Force Majeure: Seller shall not be liable for its inability to secure sufficient quantities of any Product or failure to deliver due to causes beyond Seller’s reasonable control including, but not limited to, acts of God, natural or artificial disaster, riot, war, strike, delay by carrier, shortage of Product, acts or omissions of other parties, acts or omissions of civil or military authority, Government priorities, changes in law, material shortages, fire, strikes, floods, epidemics, quarantine restrictions, acts of terrorism, delays in transportation or inability to obtain labor, materials or Products through its regular sources, which shall be considered as an event of force majeure excusing Seller from performance and barring remedies for non-performance. In an event of force majeure condition, the Seller’s time for performance shall be extended for a period equal to the time lost as a consequence of the force majeure condition without subjecting Seller to any liability or penalty.
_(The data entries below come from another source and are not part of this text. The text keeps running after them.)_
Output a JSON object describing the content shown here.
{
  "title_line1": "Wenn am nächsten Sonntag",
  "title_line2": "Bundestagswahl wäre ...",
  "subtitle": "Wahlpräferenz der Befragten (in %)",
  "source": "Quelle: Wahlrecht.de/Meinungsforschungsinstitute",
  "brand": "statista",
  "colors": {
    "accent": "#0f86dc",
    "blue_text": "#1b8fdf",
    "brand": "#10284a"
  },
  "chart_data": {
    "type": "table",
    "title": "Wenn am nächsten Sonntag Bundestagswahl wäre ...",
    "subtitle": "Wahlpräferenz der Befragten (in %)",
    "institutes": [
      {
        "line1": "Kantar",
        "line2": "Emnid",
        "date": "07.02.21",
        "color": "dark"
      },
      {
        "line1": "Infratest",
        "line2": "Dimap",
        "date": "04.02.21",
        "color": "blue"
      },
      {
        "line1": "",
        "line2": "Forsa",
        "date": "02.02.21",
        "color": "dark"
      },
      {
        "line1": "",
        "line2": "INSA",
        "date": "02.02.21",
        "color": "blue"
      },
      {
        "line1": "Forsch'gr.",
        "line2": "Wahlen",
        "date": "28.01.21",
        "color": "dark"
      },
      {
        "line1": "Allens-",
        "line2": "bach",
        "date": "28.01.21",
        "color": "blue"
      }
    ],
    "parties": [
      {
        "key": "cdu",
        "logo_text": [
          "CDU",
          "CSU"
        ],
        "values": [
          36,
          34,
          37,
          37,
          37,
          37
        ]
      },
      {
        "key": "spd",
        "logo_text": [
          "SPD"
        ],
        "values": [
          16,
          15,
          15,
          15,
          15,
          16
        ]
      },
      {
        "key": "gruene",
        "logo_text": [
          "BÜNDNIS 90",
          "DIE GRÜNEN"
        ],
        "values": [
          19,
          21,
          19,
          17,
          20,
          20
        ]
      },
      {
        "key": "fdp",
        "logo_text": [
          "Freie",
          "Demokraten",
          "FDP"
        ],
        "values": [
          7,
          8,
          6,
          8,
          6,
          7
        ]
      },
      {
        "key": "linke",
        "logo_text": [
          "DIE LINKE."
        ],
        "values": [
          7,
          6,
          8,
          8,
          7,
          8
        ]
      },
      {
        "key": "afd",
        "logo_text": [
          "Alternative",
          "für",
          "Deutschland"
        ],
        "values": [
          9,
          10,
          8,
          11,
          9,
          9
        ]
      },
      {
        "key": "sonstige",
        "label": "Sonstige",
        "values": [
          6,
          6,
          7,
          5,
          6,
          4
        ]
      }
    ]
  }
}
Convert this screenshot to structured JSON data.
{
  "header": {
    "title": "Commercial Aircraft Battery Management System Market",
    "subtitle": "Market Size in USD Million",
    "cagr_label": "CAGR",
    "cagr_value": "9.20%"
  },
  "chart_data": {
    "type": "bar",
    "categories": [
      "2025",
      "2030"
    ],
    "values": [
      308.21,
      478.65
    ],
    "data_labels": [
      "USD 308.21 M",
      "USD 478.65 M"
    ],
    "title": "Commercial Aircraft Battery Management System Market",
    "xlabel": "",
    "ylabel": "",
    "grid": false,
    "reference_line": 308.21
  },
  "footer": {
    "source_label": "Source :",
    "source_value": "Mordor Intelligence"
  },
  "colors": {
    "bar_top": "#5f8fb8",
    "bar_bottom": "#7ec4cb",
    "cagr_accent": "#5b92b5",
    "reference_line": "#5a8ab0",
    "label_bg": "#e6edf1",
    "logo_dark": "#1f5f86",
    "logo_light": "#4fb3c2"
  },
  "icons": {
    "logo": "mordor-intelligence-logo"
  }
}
Seller may, at its option, cancel the remaining performance, without any liability or penalty, by giving notice of such cancellation to Buyer.

GENERAL:

As used herein, terms appearing in the singular shall include the plural and terms appearing in the plural shall include the singular. No rights, duties, agreements or obligations hereunder may be assigned or transferred by Buyer, by operation of law, merger or otherwise, without the prior written consent of Seller. Any attempted or purported assignment shall be void. Seller's obligations under these terms and conditions may be performed by divisions, subsidiaries or affiliates of Seller. The obligations, rights, terms and conditions hereof shall be binding on the parties hereto and their respective successors and assigns. The waiver of any provision hereof or of any breach or default hereunder shall not be deemed a waiver of any other provision hereof or breach or default hereunder. Any provision hereof which is prohibited or unenforceable in any jurisdiction shall, as to such jurisdiction, be ineffective to the extent of such prohibition or unenforceability without invalidating the remaining provisions hereof in that jurisdiction or affecting the validity or enforceability of such provision in any other jurisdiction.